I accept Clifford Ando's argument that petitions were performative communication. With each petition a citizen redeemed Rome's implicit claim to be the guarantor of social and political stability. In Ando's words, petitions “establish intersubjective recognition of normative validity claims.” (78) Via petitions government and governed recognized each other as such and accepted their mutual obligations. Kelly observes an “ethos of careful and prompt execution” among bureaucrats in Late Roman Egypt. (77) This ethos based on performance motivates bureaucrats in my model to answer as large a share of petitions received as possible. But self-interest constrains good intentions. Persuading subjects that the social order is normative might benefit Roman rule in general, but it is unclear how much the good of the group would have overcome natural resistance to the hard work of intervening in village problems. One magistrate might be tempted to let some other strategos worry about universal intersubjective recognition while he takes a long weekend. If all of them think like this, justice grinds to a halt. From the villagers' perspective, too much abstraction exsanguinates the petition process entirely. The villager whose son was beaten nearly to death probably cared more about retribution than getting feedback that the social order is normative. (BGU 1 45) Individual conflicts mattered.

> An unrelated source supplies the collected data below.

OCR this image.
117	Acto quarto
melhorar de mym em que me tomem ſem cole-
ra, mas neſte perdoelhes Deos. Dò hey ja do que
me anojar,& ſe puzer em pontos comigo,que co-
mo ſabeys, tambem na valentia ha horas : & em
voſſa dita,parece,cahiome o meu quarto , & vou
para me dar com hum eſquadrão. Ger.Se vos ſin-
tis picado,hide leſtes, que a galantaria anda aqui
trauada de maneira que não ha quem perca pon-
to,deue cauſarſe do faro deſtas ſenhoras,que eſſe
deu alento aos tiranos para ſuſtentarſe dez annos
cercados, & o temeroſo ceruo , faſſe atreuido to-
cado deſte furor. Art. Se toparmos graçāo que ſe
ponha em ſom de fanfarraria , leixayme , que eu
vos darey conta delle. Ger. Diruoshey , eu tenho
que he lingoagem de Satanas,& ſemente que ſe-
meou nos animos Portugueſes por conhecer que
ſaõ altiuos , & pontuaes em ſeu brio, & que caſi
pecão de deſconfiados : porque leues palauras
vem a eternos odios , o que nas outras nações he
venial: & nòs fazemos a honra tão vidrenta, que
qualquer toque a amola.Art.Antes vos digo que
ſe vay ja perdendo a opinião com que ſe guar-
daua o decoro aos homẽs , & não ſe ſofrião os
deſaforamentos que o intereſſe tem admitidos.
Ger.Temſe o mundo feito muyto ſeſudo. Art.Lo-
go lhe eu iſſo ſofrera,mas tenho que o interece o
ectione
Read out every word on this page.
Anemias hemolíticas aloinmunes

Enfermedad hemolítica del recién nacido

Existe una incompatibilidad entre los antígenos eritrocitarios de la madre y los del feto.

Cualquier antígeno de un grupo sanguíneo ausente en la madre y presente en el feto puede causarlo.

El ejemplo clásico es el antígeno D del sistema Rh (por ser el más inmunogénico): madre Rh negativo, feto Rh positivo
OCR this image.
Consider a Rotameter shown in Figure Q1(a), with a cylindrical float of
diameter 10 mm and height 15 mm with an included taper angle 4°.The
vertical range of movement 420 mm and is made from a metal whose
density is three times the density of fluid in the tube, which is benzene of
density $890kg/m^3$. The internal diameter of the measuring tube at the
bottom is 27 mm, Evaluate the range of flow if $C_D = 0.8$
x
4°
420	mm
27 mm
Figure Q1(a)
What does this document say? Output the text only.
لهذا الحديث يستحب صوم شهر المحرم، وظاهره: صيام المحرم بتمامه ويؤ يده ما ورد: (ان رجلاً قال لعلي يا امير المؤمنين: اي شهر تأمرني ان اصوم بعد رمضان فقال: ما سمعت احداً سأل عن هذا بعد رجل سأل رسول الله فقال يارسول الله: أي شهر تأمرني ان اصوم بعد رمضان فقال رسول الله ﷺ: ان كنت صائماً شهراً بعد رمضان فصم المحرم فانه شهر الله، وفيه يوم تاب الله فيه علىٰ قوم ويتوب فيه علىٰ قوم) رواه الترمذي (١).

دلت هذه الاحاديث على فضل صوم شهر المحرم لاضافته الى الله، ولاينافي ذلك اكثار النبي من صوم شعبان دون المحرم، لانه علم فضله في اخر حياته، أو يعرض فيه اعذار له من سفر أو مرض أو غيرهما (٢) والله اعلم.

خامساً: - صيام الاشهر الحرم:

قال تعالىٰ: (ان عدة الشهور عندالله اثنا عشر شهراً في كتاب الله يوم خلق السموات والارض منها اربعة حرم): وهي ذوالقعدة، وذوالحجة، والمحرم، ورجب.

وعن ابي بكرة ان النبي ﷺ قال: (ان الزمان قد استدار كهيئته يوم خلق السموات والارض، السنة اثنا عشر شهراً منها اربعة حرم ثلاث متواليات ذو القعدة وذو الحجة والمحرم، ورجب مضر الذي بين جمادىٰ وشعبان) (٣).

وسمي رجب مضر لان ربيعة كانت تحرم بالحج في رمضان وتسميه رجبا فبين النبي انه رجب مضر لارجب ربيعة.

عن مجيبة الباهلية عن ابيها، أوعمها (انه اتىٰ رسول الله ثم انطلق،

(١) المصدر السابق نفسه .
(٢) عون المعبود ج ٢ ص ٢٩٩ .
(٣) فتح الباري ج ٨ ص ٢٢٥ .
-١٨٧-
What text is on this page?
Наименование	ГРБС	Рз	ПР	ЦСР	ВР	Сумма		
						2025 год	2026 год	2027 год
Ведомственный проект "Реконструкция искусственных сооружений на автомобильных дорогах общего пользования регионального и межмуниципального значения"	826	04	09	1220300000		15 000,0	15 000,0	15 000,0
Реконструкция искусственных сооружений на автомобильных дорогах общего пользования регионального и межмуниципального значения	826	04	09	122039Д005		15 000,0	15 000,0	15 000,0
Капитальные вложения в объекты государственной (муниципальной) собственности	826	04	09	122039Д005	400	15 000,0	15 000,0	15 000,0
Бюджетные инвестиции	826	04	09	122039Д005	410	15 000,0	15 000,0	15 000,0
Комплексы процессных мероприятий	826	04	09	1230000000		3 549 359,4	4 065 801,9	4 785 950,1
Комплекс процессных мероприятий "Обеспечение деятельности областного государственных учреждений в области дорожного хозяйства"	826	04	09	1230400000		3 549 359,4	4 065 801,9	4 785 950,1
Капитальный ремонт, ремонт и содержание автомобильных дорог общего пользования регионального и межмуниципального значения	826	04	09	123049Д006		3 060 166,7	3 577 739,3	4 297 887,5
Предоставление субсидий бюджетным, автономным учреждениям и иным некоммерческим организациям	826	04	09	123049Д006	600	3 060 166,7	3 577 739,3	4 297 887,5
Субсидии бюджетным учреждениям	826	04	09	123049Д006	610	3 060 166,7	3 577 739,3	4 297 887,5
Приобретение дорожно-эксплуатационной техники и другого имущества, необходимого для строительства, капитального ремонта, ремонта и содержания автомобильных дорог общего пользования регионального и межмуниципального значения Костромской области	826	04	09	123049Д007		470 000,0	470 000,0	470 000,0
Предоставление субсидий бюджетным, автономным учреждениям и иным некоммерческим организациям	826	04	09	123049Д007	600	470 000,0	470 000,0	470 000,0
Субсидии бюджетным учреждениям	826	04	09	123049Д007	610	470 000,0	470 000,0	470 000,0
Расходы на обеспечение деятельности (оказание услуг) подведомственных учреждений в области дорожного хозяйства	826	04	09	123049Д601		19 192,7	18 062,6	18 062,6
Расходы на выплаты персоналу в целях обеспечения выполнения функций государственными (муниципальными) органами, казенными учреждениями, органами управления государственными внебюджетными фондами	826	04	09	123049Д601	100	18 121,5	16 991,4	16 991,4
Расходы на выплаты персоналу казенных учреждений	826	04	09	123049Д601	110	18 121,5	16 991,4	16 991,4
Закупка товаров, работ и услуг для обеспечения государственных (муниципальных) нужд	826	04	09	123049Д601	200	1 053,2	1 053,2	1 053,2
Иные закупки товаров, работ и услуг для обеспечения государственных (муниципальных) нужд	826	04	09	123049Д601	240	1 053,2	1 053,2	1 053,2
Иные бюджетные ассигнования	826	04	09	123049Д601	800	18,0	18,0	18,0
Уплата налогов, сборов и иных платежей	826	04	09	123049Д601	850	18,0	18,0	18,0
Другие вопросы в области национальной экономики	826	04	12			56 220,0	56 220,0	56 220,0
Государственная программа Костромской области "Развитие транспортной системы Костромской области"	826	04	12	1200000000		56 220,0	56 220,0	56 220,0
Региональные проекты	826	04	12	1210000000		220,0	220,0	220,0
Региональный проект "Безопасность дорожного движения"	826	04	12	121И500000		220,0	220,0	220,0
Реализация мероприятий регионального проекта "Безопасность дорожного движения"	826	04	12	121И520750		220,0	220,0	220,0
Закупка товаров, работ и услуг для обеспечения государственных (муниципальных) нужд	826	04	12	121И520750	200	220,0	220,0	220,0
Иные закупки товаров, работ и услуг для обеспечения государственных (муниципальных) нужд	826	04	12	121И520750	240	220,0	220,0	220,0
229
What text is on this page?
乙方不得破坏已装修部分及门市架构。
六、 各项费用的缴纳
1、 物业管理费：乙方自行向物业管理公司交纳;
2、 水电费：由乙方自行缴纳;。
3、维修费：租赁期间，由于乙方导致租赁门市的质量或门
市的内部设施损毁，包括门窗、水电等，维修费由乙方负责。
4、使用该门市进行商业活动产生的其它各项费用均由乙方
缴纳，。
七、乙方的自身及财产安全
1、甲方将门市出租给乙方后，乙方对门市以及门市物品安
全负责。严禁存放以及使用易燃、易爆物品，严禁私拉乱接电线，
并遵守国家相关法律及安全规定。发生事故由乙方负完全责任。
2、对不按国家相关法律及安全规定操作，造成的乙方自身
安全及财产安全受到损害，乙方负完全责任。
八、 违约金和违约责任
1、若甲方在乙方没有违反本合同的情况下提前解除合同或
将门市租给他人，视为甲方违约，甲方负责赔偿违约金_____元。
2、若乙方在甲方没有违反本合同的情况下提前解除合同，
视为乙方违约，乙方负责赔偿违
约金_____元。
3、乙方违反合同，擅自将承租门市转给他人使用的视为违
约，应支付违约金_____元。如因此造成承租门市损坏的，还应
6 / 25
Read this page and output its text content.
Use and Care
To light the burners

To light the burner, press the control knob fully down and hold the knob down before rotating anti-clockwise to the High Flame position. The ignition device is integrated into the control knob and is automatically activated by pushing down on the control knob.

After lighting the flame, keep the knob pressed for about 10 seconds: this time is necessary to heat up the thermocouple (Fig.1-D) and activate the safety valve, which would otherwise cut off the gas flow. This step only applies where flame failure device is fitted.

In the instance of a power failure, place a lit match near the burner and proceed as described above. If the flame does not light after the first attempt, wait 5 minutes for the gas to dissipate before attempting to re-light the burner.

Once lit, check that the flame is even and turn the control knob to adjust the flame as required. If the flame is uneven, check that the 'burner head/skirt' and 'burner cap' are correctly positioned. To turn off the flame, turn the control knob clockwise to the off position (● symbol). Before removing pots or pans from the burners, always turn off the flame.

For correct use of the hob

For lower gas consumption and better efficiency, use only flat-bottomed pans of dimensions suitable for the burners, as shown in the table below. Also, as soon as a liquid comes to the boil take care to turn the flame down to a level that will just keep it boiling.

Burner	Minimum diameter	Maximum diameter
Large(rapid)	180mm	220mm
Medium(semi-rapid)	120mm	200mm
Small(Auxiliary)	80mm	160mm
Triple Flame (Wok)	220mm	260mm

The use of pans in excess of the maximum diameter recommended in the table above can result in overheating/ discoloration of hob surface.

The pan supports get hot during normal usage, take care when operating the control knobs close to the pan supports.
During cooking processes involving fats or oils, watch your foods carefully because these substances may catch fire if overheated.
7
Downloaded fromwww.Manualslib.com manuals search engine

My analytical approach takes both political performance and individual interests into account. It may be useful to think of the “legal system” as the aggregate of the conscious choices of villagers and magistrates. We can learn much about this aggregate by characterizing individual choices. The choices of villagers (do I send a petition or not?) and magistrates (do I intervene or stonewall this petition?) each depend on what the players expect that others will do. In other words, the petition process was strategic. Strategic situations lend themselves to game theoretic modeling. (Myerson 1-2) I develop a simple mathematical model to make precise arguments that require very few and very reasonable assumptions. We do not have to imagine any universal social rules for Roman Egypt to explain the decision to invoke the law. (Hobson 1993) This approach is useful because it connects phenomena we understand in non-obvious ways that might have resisted connection without a model. History is messy, but our arguments don't have to be.